Department of Gastroenterology, Cancer Institute Hospital of the Japanese Foundation for Cancer Research, Tokyo, Japan ; Department of Medical Oncology, Hokkaido University Graduate School of Medicine, Sapporo, Hokkaido, Japan.
Department of Gastroenterology, Cancer Institute Hospital of the Japanese Foundation for Cancer Research, Tokyo, Japan.
Onco Targets Ther. 2015 Mar 3;8:529-37. doi: 10.2147/OTT.S77190. eCollection 2015.
A previous pivotal Phase III study (NO16966) demonstrated the benefit of the addition of bevacizumab (BV) to oxaliplatin-based regimens in metastatic colorectal cancer (MCRC). Our study evaluated the safety and efficacy of three oxaliplatin-based chemotherapy regimens (FOLFOX4 [intravenous twice-bolus and twice-infusional 5-fluorouracil/folinic acid plus oxaliplatin], mFOLFOX6 [intravenous once-bolus and once-infusional 5-fluorouracil/folinic acid plus oxaliplatin], and XELOX [capecitabine plus oxaliplatin]) plus BV in the first-line treatment of MCRC patients.
Patients with MCRC who started treatment between June 2007 and September 2010 were evaluated in this retrospective cohort study. We also evaluated early objective tumor response (EOTR) within 12 weeks, which was defined as a relative change of ≥30% in the sum of the longest diameters of target lesions when compared with baseline. The primary study endpoints were progression-free survival (PFS) and response rate.
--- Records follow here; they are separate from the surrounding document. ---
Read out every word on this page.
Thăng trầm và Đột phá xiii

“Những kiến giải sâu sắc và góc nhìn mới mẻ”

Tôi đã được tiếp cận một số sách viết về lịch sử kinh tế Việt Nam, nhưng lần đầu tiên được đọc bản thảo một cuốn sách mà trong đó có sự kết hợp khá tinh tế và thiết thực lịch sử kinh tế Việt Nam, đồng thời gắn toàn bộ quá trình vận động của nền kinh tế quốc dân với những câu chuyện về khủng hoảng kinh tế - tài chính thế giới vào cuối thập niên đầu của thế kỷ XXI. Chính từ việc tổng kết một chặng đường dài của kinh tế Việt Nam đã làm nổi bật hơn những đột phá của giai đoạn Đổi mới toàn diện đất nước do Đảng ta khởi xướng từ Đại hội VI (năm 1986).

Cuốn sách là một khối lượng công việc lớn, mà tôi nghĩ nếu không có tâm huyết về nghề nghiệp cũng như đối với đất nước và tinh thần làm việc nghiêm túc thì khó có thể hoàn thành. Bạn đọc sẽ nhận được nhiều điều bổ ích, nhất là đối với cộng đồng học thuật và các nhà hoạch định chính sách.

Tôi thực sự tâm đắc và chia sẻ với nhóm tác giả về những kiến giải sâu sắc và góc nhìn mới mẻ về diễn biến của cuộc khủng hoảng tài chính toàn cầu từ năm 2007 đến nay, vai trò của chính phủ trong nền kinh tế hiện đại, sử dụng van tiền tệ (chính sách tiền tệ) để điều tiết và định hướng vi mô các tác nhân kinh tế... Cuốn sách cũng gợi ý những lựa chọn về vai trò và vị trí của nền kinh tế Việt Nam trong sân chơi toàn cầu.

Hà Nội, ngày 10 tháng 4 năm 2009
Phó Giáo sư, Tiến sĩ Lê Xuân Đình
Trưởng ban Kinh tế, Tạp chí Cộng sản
A total of 185 patients received the following chemotherapy: FOLFOX4 + BV (FF4 arm, n=85), mFOLFOX6 + BV (FF6 arm, n=40), and XELOX + BV (XELOX arm, n=60). The overall response rates were 61.2%, 72.5%, and 75.0% (95% confidence interval: 50.6%-71.8%, 58.0%-87.0%, and 63.7%-86.3%). Median PFS was 18.0, 15.5, and 13.7 months, respectively (log-rank: P=0.254; data cut-off: May 2013). Patients with EOTR (n=117) had significantly better PFS than those without-EOTR (n=68) (17.5 versus 12.7 months, P=0.004).
This study suggests that these three BV plus oxaliplatin-based treatments might have comparable benefit in terms of tumor response and PFS. Moreover, EOTR may be a predictive factor for PFS in patients with MCRC.
一项先前的关键 III 期研究(NO16966)表明,贝伐珠单抗(BV)联合奥沙利铂为基础的方案在转移性结直肠癌(MCRC)中具有获益。我们的研究评估了三种奥沙利铂为基础的化疗方案(FOLFOX4[静脉两次推注和两次输注 5-氟尿嘧啶/亚叶酸钙加奥沙利铂]、mFOLFOX6[静脉一次推注和一次输注 5-氟尿嘧啶/亚叶酸钙加奥沙利铂]和 XELOX[卡培他滨加奥沙利铂])联合 BV 在 MCRC 患者一线治疗中的安全性和疗效。
本回顾性队列研究评估了 2007 年 6 月至 2010 年 9 月期间开始治疗的 MCRC 患者。我们还评估了 12 周内的早期客观肿瘤缓解(EOTR),其定义为与基线相比,目标病变最长直径总和的相对变化≥30%。主要研究终点为无进展生存期(PFS)和缓解率。
共 185 例患者接受以下化疗:FOLFOX4+BV(FF4 组,n=85)、mFOLFOX6+BV(FF6 组,n=40)和 XELOX+BV(XELOX 组,n=60)。总缓解率分别为 61.2%、72.5%和 75.0%(95%置信区间:50.6%-71.8%、58.0%-87.0%和 63.7%-86.3%)。中位 PFS 分别为 18.0、15.5 和 13.7 个月(对数秩检验:P=0.254;数据截止日期:2013 年 5 月)。EOTR(n=117)患者的 PFS 明显优于无 EOTR(n=68)患者(17.5 个月比 12.7 个月,P=0.004)。
本研究表明,这三种 BV 联合奥沙利铂的治疗方案在肿瘤缓解和 PFS 方面可能具有相似的获益。此外,EOTR 可能是 MCRC 患者 PFS 的预测因素。